Let σ(n) be the sum of the positive divisors of an integer n and ϕ(n) be the number of positive integers smaller than n that are coprime to n. If p is a prime number, what is the maximum value σ(p)ϕ(p)?
The actual value can be found at
http://www.proofwiki.org/wiki/Product_of_Sigma_and_Euler_Phi_Functions
Since the value is n^2 times a bunch of factors each less than 1, I guess n^2 is the maximum possible value.
To find the maximum value of σ(p)ϕ(p), we need to find the maximum possible values of σ(p) and ϕ(p) separately, and then multiply them together.
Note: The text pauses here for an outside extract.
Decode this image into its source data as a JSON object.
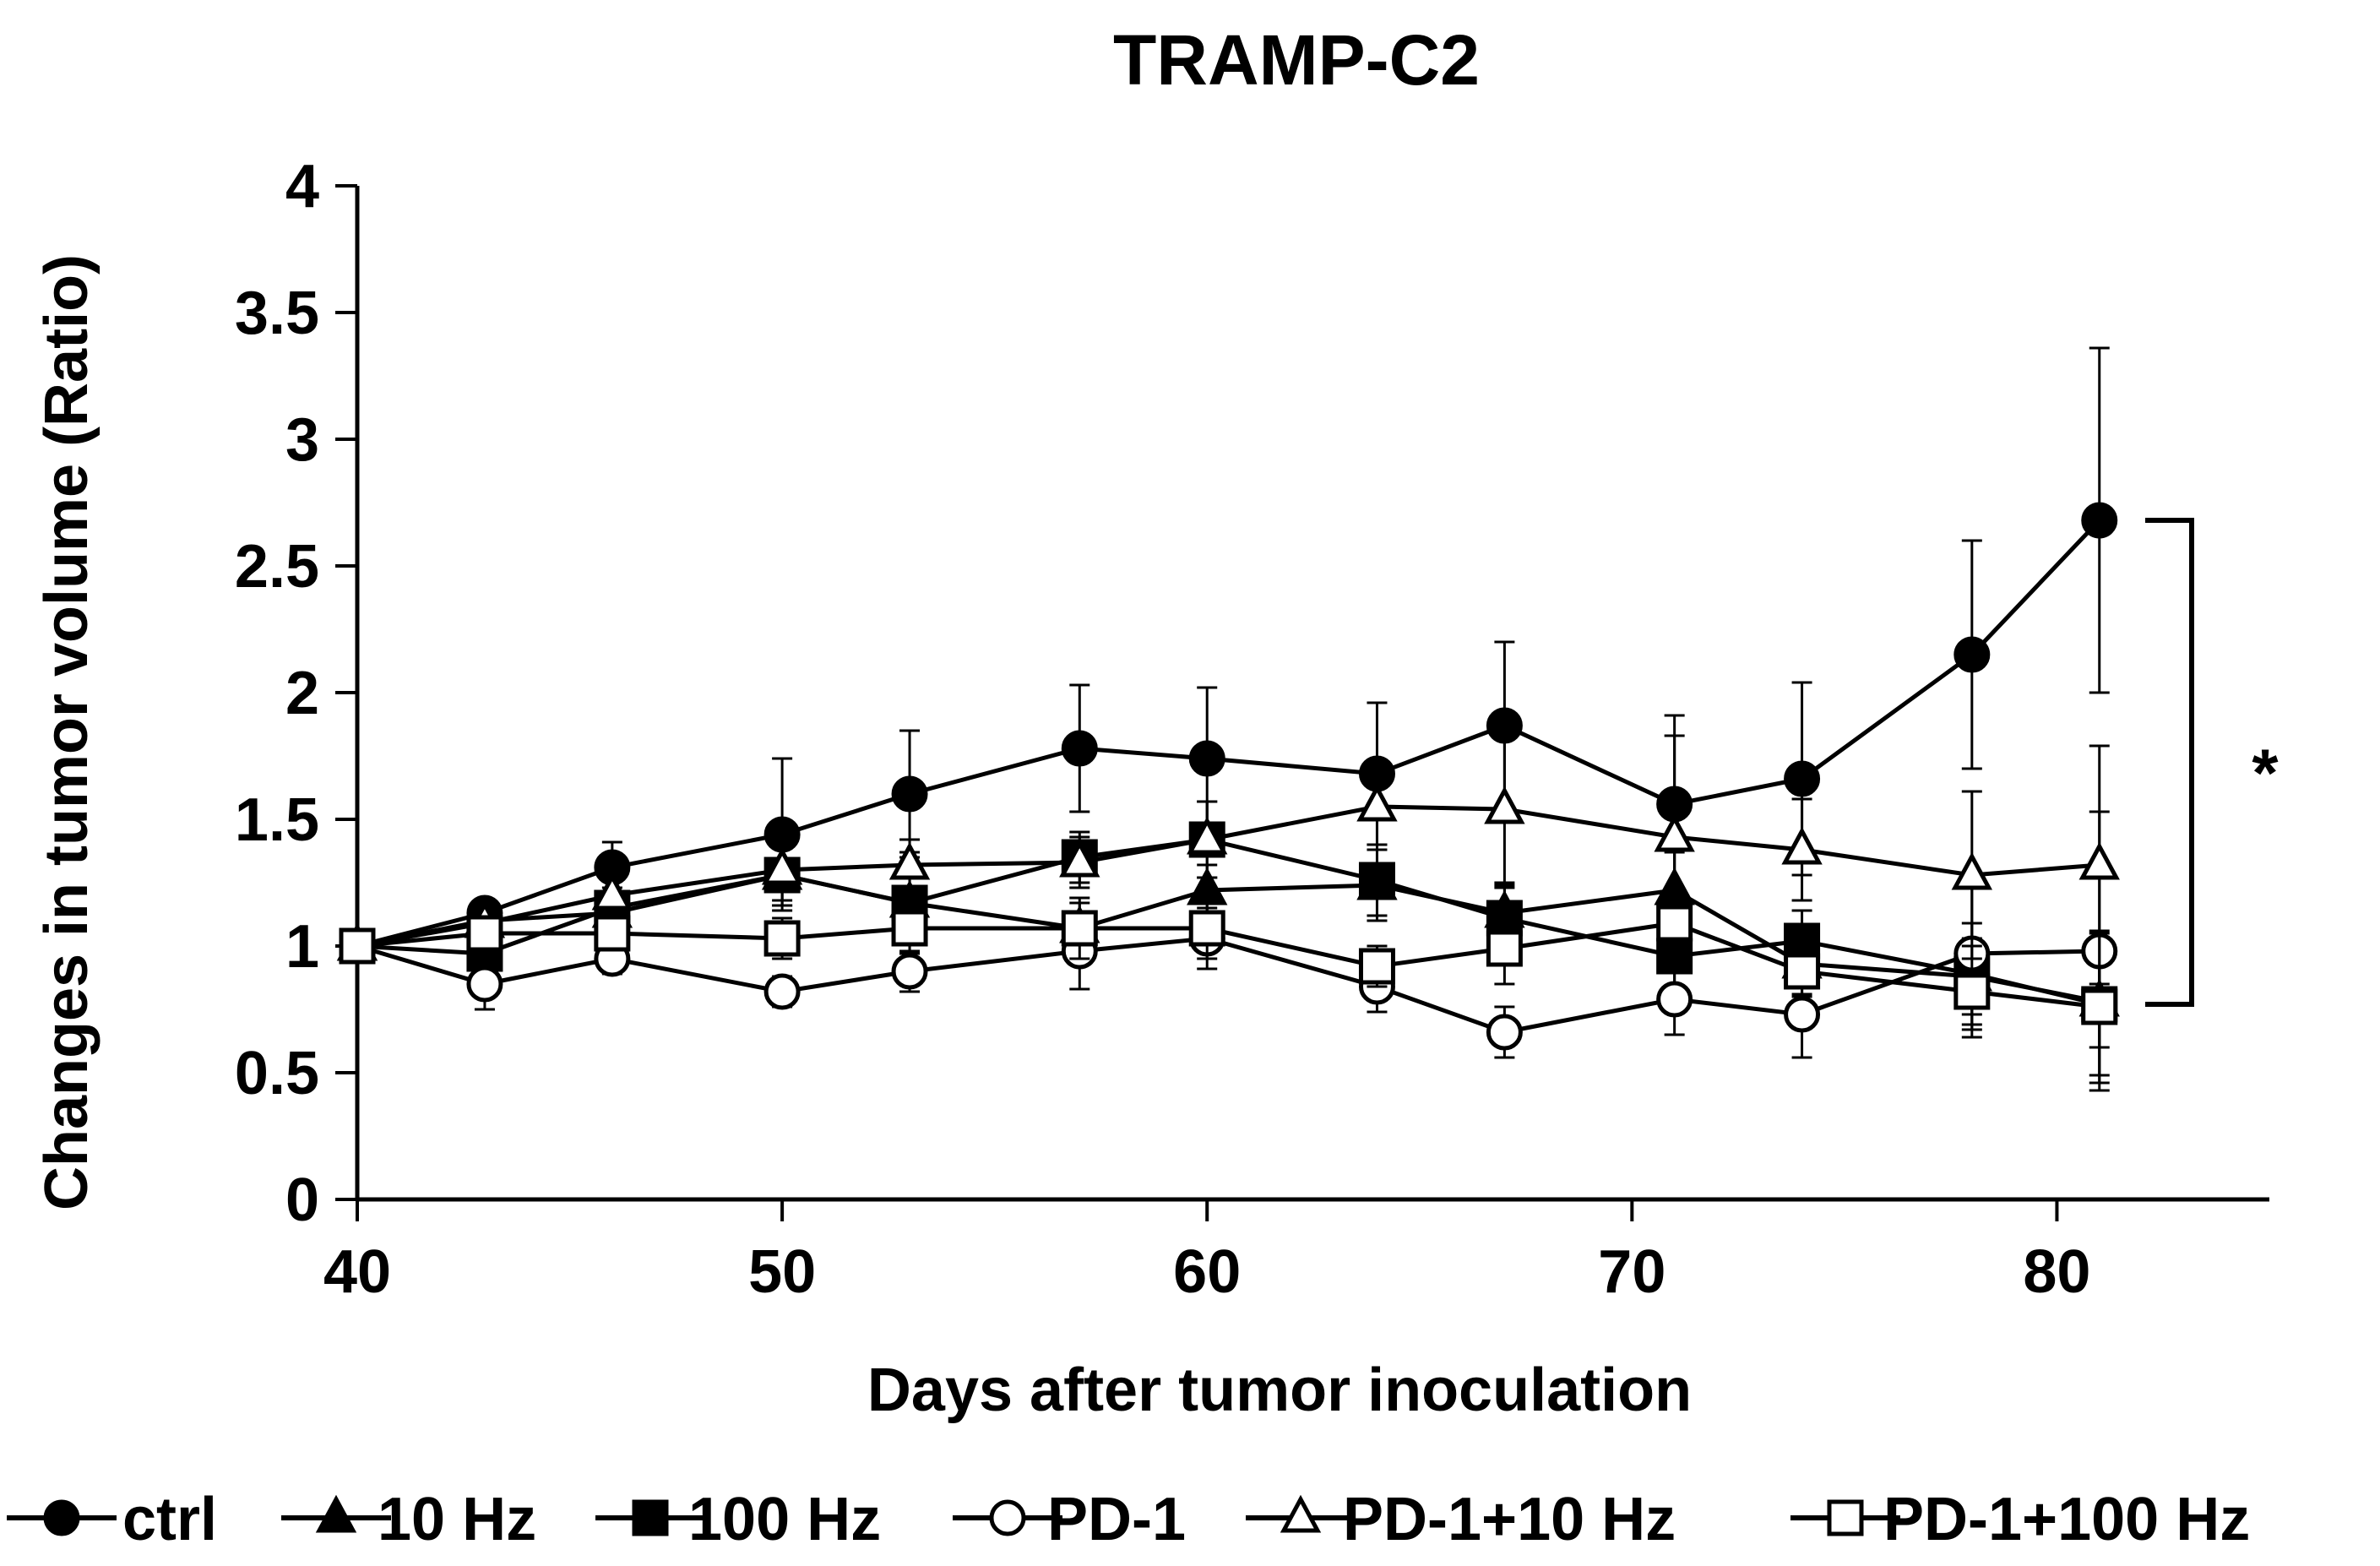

First, let's consider σ(p), which is the sum of the positive divisors of p. In the case of a prime number, p, the only positive divisors are 1 and p itself. Therefore, σ(p) = 1 + p.
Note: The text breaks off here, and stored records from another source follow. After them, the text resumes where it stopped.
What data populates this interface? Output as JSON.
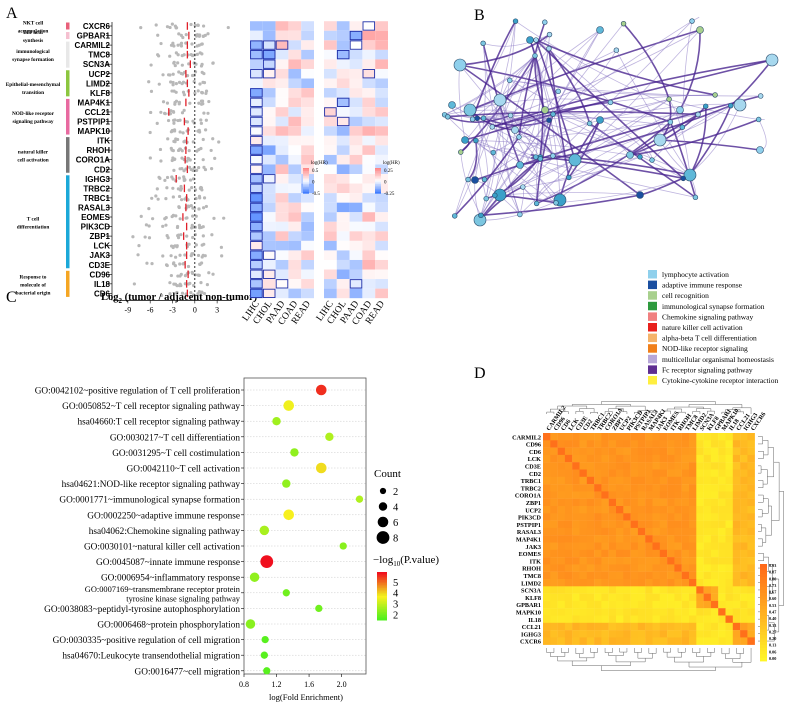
{
  "panels": {
    "a": "A",
    "b": "B",
    "c": "C",
    "d": "D"
  },
  "panel_a": {
    "categories": [
      {
        "label": "NKT cell accumulation",
        "color": "#e8607a",
        "genes": 1
      },
      {
        "label": "Bile acid synthesis",
        "color": "#f5c0d0",
        "genes": 1
      },
      {
        "label": "immunological synapse formation",
        "color": "#e8e8e8",
        "genes": 3
      },
      {
        "label": "Epithelial-mesenchymal transition",
        "color": "#8cc63f",
        "genes": 3
      },
      {
        "label": "NOD-like receptor signaling pathway",
        "color": "#e86aa0",
        "genes": 4
      },
      {
        "label": "natural killer cell activation",
        "color": "#777777",
        "genes": 4
      },
      {
        "label": "T cell differentiation",
        "color": "#1ba8d8",
        "genes": 10
      },
      {
        "label": "Response to molecule of bacterial origin",
        "color": "#f5a623",
        "genes": 3
      }
    ],
    "genes": [
      "CXCR6",
      "GPBAR1",
      "CARMIL2",
      "TMC8",
      "SCN3A",
      "UCP2",
      "LIMD2",
      "KLF8",
      "MAP4K1",
      "CCL21",
      "PSTPIP1",
      "MAPK10",
      "ITK",
      "RHOH",
      "CORO1A",
      "CD2",
      "IGHG3",
      "TRBC2",
      "TRBC1",
      "RASAL3",
      "EOMES",
      "PIK3CD",
      "ZBP1",
      "LCK",
      "JAK3",
      "CD3E",
      "CD96",
      "IL18",
      "CD6"
    ],
    "medians": [
      -1,
      -0.8,
      -1,
      -1,
      -0.6,
      -1.2,
      -1,
      -0.8,
      -1.2,
      -3.5,
      -1.4,
      -0.9,
      -1.1,
      -1.2,
      -1.3,
      -1,
      -2.5,
      -1.4,
      -1.1,
      -1.2,
      -1.6,
      -1.1,
      -1.5,
      -1.1,
      -1.1,
      -1.3,
      -0.9,
      -1.1,
      -1
    ],
    "xticks": [
      "-9",
      "-6",
      "-3",
      "0",
      "3"
    ],
    "xtick_values": [
      -9,
      -6,
      -3,
      0,
      3
    ],
    "xlabel_main": "Log",
    "xlabel_sub": "2",
    "xlabel_rest": " (tumor / adjacent non-tumor)",
    "cancers": [
      "LIHC",
      "CHOL",
      "PAAD",
      "COAD",
      "READ"
    ],
    "legend1": {
      "title": "log(HR)",
      "values": [
        "0.5",
        "0",
        "-0.5"
      ]
    },
    "legend2": {
      "title": "log(HR)",
      "values": [
        "0.25",
        "0",
        "-0.25"
      ]
    }
  },
  "panel_b": {
    "legend": [
      {
        "label": "lymphocyte activation",
        "color": "#8fd0ec"
      },
      {
        "label": "adaptive immune response",
        "color": "#1a4fa0"
      },
      {
        "label": "cell recognition",
        "color": "#a8d08d"
      },
      {
        "label": "immunological synapse formation",
        "color": "#2e9a3e"
      },
      {
        "label": "Chemokine signaling pathway",
        "color": "#f08080"
      },
      {
        "label": "nature killer cell activation",
        "color": "#e8201c"
      },
      {
        "label": "alpha-beta T cell differentiation",
        "color": "#f5b36a"
      },
      {
        "label": "NOD-like receptor signaling",
        "color": "#f07f1a"
      },
      {
        "label": "multicellular organismal homeostasis",
        "color": "#b7a7d8"
      },
      {
        "label": "Fc receptor signaling pathway",
        "color": "#5e2d91"
      },
      {
        "label": "Cytokine-cytokine receptor interaction",
        "color": "#ffef40"
      }
    ]
  },
  "chart_data": {
    "type": "scatter",
    "title": "",
    "xlabel": "log(Fold Enrichment)",
    "ylabel": "",
    "xlim": [
      0.8,
      2.3
    ],
    "xticks": [
      "0.8",
      "1.2",
      "1.6",
      "2.0"
    ],
    "xtick_values": [
      0.8,
      1.2,
      1.6,
      2.0
    ],
    "terms": [
      "GO:0042102~positive regulation of T cell proliferation",
      "GO:0050852~T cell receptor signaling pathway",
      "hsa04660:T cell receptor signaling pathway",
      "GO:0030217~T cell differentiation",
      "GO:0031295~T cell costimulation",
      "GO:0042110~T cell activation",
      "hsa04621:NOD-like receptor signaling pathway",
      "GO:0001771~immunological synapse formation",
      "GO:0002250~adaptive immune response",
      "hsa04062:Chemokine signaling pathway",
      "GO:0030101~natural killer cell activation",
      "GO:0045087~innate immune response",
      "GO:0006954~inflammatory response",
      "GO:0007169~transmembrane receptor protein tyrosine kinase signaling pathway",
      "GO:0038083~peptidyl-tyrosine autophosphorylation",
      "GO:0006468~protein phosphorylation",
      "GO:0030335~positive regulation of cell migration",
      "hsa04670:Leukocyte transendothelial migration",
      "GO:0016477~cell migration"
    ],
    "term_lines": [
      [
        "GO:0042102~positive regulation of T cell proliferation"
      ],
      [
        "GO:0050852~T cell receptor signaling pathway"
      ],
      [
        "hsa04660:T cell receptor signaling pathway"
      ],
      [
        "GO:0030217~T cell differentiation"
      ],
      [
        "GO:0031295~T cell costimulation"
      ],
      [
        "GO:0042110~T cell activation"
      ],
      [
        "hsa04621:NOD-like receptor signaling pathway"
      ],
      [
        "GO:0001771~immunological synapse formation"
      ],
      [
        "GO:0002250~adaptive immune response"
      ],
      [
        "hsa04062:Chemokine signaling pathway"
      ],
      [
        "GO:0030101~natural killer cell activation"
      ],
      [
        "GO:0045087~innate immune response"
      ],
      [
        "GO:0006954~inflammatory response"
      ],
      [
        "GO:0007169~transmembrane receptor protein",
        "tyrosine kinase signaling pathway"
      ],
      [
        "GO:0038083~peptidyl-tyrosine autophosphorylation"
      ],
      [
        "GO:0006468~protein phosphorylation"
      ],
      [
        "GO:0030335~positive regulation of cell migration"
      ],
      [
        "hsa04670:Leukocyte transendothelial migration"
      ],
      [
        "GO:0016477~cell migration"
      ]
    ],
    "x": [
      1.75,
      1.35,
      1.2,
      1.85,
      1.42,
      1.75,
      1.32,
      2.22,
      1.35,
      1.05,
      2.02,
      1.08,
      0.93,
      1.32,
      1.72,
      0.88,
      1.06,
      1.05,
      1.08
    ],
    "count": [
      6,
      6,
      4,
      4,
      4,
      6,
      4,
      3,
      6,
      5,
      3,
      8,
      5,
      3,
      3,
      5,
      3,
      3,
      3
    ],
    "neglog10p": [
      5.6,
      3.7,
      2.5,
      2.7,
      2.3,
      3.9,
      2.3,
      2.7,
      3.6,
      2.6,
      2.2,
      5.9,
      2.3,
      1.9,
      1.9,
      2.2,
      1.6,
      1.6,
      1.6
    ],
    "size_legend": {
      "title": "Count",
      "values": [
        2,
        4,
        6,
        8
      ]
    },
    "color_legend": {
      "title": "−log",
      "title_sub": "10",
      "title_rest": "(P.value)",
      "ticks": [
        5,
        4,
        3,
        2
      ],
      "range": [
        1.5,
        5.9
      ]
    }
  },
  "panel_d": {
    "order": [
      "CARMIL2",
      "CD96",
      "CD6",
      "LCK",
      "CD3E",
      "CD2",
      "TRBC1",
      "TRBC2",
      "CORO1A",
      "ZBP1",
      "UCP2",
      "PIK3CD",
      "PSTPIP1",
      "RASAL3",
      "MAP4K1",
      "JAK3",
      "EOMES",
      "ITK",
      "RHOH",
      "TMC8",
      "LIMD2",
      "SCN3A",
      "KLF8",
      "GPBAR1",
      "MAPK10",
      "IL18",
      "CCL21",
      "IGHG3",
      "CXCR6"
    ],
    "colorbar": [
      "0.93",
      "0.87",
      "0.80",
      "0.73",
      "0.67",
      "0.60",
      "0.53",
      "0.47",
      "0.40",
      "0.33",
      "0.27",
      "0.20",
      "0.13",
      "0.06",
      "0.00"
    ]
  }
}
Next, let's consider ϕ(p), which is the number of positive integers smaller than p that are coprime to p. Since p is a prime number, all positive integers smaller than p are coprime to p, except for the multiples of p itself. Therefore, ϕ(p) = p - 1.
Now, we can calculate the maximum value of σ(p)ϕ(p) by substituting the maximum possible values of σ(p) and ϕ(p) into the equation:
Maximum value = (1 + p) * (p - 1)
Simplifying this expression further, we get:
Maximum value = p^2 - 1
Therefore, the maximum value of σ(p)ϕ(p) is p^2 - 1 for a prime number p.